Había un tono burlón en el acento extraño de aquel hombre que irritó a Joan.

—Dámela. La necesita el maestro para un trabajo y te la llevaste sin permiso.

—¿Servirá de algo si te digo que no la tengo?

—Ya me avisaron de que eras mentiroso. No lo voy a creer.

—Pues búscala tú mismo.

Joan se quedó desconcertado. Nadie le había explicado cómo era la aguja, ni su tamaño. Parecía algo obvio, que todos conocían, y no se le ocurrió pedir que se la describieran.

—¡Ah! ¡Pero si no te han dicho cómo es! —El hombre fingía sorpresa y Joan notaba que se burlaba de él.

—No, yo no lo sé. Pero tú sí. Dámela.

—Pero ¿cómo sabrás entonces que no te doy otra cosa?

Joan se encogió de hombros, confuso. Había sido muy torpe y ahora estaba en manos de aquel hombre.

—Bueno, como eres nuevo, voy a darte la aguja cuadrada de tres puntas, esa que cose el pergamino que no se ve. Pero para la próxima vez entérate bien de lo que buscas.

Y de un estante bajo la mesa sacó un instrumento metálico y se lo dio al chico.

—¡Pero si solo tiene dos puntas!

—No cuentas la superior.

—Pero lo de arriba no pincha como una aguja, y no es cuadrada.

—No todas las puntas pinchan; además, lo cuadrado es el papel que va con la aguja.

Y después de sacar un trozo de papel y mojar su pluma en el tintero, escribió en él.
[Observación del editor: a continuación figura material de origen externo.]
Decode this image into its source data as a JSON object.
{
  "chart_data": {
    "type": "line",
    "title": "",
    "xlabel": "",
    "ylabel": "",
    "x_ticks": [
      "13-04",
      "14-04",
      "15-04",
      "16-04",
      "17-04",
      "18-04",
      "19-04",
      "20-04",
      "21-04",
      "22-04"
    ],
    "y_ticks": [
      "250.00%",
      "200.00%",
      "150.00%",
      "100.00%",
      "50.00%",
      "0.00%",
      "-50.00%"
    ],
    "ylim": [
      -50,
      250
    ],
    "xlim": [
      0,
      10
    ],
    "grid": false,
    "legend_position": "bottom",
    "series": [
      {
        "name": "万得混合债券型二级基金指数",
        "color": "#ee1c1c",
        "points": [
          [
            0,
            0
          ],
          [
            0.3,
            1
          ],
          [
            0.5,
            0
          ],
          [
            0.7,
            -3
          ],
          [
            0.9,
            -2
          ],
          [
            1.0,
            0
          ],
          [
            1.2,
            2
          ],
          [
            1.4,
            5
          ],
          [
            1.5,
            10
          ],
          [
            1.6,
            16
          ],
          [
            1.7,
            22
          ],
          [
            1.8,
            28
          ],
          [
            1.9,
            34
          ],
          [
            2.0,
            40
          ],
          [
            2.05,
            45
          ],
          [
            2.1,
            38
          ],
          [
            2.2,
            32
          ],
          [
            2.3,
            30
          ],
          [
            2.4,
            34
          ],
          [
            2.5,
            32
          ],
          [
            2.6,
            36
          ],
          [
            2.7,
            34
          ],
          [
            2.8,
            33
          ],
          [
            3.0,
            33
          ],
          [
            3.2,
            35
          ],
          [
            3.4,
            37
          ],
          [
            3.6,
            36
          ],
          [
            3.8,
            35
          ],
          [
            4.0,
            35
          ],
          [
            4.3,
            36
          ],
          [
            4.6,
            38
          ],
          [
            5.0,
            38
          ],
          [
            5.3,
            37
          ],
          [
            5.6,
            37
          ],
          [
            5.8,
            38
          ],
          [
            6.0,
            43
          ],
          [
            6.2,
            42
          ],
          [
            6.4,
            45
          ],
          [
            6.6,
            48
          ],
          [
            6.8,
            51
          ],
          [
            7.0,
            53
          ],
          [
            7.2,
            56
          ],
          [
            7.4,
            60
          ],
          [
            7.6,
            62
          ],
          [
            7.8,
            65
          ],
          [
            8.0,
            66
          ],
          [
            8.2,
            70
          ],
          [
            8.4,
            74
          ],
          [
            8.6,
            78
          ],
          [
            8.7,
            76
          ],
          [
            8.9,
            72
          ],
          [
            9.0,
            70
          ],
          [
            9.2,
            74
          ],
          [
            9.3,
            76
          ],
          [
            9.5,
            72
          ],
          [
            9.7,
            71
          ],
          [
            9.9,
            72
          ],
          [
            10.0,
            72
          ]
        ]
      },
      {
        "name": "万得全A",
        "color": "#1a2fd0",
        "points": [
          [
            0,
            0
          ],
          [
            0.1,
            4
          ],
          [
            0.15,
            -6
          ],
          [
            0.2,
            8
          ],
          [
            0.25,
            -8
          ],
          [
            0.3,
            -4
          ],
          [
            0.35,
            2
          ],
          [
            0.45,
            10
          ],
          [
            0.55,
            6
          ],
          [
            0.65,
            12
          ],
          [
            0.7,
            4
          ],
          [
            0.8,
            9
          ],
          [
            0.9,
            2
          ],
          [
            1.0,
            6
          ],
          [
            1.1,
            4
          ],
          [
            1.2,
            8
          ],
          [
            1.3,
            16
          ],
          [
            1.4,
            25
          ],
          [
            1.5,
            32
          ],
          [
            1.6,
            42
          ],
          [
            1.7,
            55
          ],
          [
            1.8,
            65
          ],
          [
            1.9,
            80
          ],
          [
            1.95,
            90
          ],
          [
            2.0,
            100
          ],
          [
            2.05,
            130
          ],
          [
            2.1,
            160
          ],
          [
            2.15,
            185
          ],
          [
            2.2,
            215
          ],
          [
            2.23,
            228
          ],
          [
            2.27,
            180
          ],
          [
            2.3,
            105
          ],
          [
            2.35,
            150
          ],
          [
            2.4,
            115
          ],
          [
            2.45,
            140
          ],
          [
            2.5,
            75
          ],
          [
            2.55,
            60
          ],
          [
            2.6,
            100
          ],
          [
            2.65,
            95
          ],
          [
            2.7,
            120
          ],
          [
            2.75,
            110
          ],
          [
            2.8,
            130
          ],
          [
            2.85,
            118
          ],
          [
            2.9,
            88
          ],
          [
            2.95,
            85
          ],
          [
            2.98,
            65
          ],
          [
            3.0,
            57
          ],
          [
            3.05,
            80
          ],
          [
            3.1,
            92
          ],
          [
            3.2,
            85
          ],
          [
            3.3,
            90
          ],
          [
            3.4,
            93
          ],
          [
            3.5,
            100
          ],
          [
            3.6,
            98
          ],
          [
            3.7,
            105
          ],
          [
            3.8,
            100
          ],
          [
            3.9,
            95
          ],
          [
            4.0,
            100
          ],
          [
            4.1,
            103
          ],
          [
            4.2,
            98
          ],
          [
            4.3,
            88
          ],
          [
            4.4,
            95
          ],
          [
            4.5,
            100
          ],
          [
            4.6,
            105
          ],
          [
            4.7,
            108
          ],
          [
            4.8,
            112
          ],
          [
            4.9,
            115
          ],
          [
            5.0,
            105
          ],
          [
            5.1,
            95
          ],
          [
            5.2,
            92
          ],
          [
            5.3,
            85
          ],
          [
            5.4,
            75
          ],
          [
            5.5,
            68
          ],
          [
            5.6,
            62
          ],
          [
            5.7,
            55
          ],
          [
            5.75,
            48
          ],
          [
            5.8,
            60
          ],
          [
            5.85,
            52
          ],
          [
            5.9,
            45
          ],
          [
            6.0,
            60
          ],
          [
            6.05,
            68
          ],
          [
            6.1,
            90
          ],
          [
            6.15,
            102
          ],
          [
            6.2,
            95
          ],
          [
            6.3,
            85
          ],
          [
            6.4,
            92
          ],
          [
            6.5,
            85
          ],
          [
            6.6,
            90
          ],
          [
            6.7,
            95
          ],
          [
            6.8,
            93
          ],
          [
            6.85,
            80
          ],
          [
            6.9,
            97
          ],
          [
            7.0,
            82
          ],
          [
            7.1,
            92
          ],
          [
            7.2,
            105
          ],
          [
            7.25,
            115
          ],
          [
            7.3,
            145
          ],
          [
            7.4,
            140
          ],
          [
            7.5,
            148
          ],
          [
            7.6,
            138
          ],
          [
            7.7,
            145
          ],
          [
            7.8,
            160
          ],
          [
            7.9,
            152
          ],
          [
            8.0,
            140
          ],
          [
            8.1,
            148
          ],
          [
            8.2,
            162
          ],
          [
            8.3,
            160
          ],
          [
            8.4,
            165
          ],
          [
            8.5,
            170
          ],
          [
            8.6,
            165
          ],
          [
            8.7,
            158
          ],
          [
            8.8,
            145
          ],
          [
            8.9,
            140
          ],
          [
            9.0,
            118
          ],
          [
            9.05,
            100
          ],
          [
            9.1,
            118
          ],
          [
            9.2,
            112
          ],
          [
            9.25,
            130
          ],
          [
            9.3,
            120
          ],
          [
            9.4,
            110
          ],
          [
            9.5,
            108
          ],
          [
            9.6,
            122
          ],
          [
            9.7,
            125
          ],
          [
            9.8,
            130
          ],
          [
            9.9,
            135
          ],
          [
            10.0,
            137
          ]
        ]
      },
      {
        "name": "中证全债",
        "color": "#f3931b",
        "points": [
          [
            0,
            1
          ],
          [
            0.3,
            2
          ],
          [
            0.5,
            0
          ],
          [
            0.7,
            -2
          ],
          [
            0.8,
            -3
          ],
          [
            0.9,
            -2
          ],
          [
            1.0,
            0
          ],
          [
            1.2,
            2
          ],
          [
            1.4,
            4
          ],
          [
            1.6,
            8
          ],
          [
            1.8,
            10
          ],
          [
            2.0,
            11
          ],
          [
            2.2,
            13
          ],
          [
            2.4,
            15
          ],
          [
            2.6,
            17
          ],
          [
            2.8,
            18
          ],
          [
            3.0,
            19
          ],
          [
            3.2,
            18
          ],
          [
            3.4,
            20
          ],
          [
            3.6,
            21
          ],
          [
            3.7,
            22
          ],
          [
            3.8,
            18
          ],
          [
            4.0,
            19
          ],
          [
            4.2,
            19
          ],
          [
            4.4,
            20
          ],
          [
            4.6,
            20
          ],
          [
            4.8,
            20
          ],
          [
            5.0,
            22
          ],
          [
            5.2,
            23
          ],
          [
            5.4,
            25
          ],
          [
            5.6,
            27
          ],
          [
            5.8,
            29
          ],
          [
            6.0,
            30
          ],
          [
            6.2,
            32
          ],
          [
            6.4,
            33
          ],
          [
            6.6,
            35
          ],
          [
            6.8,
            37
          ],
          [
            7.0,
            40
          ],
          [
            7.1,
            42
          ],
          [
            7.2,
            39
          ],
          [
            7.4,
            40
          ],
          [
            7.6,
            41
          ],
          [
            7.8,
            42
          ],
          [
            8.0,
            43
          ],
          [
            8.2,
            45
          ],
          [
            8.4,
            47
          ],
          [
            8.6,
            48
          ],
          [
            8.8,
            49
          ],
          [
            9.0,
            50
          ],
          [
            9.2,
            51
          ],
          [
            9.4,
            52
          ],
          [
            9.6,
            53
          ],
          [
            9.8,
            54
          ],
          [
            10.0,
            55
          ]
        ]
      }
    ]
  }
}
Una vez la tinta estuvo seca, lo usó de envoltorio para el instrumento metálico.

—Anda, llévale esto al maestro Guillem. Y si no le sirve, dile que hable conmigo en la comida.

No le quedaba más remedio que obedecer y se fue, sin dar las gracias, con las mismas cautelas que a la subida. Todos le rodearon cuando le entregó el paquete al maestro Guillem.

Una enorme carcajada sonó al ver el contenido.

—¡Eso es un compás, tonto! ¡El moro te ha tomado el pelo!

Joan no sabía qué era ni para qué servía un compás y se sintió engañado, rabioso. Felip y los aprendices empezaron a darle coscorrones al grito de:

—¡Novato! ¡Bobo!

El maestro Guillem leyó lo que ponía en el papel, no dijo nada, y lo arrugó para después tirarlo a un rincón.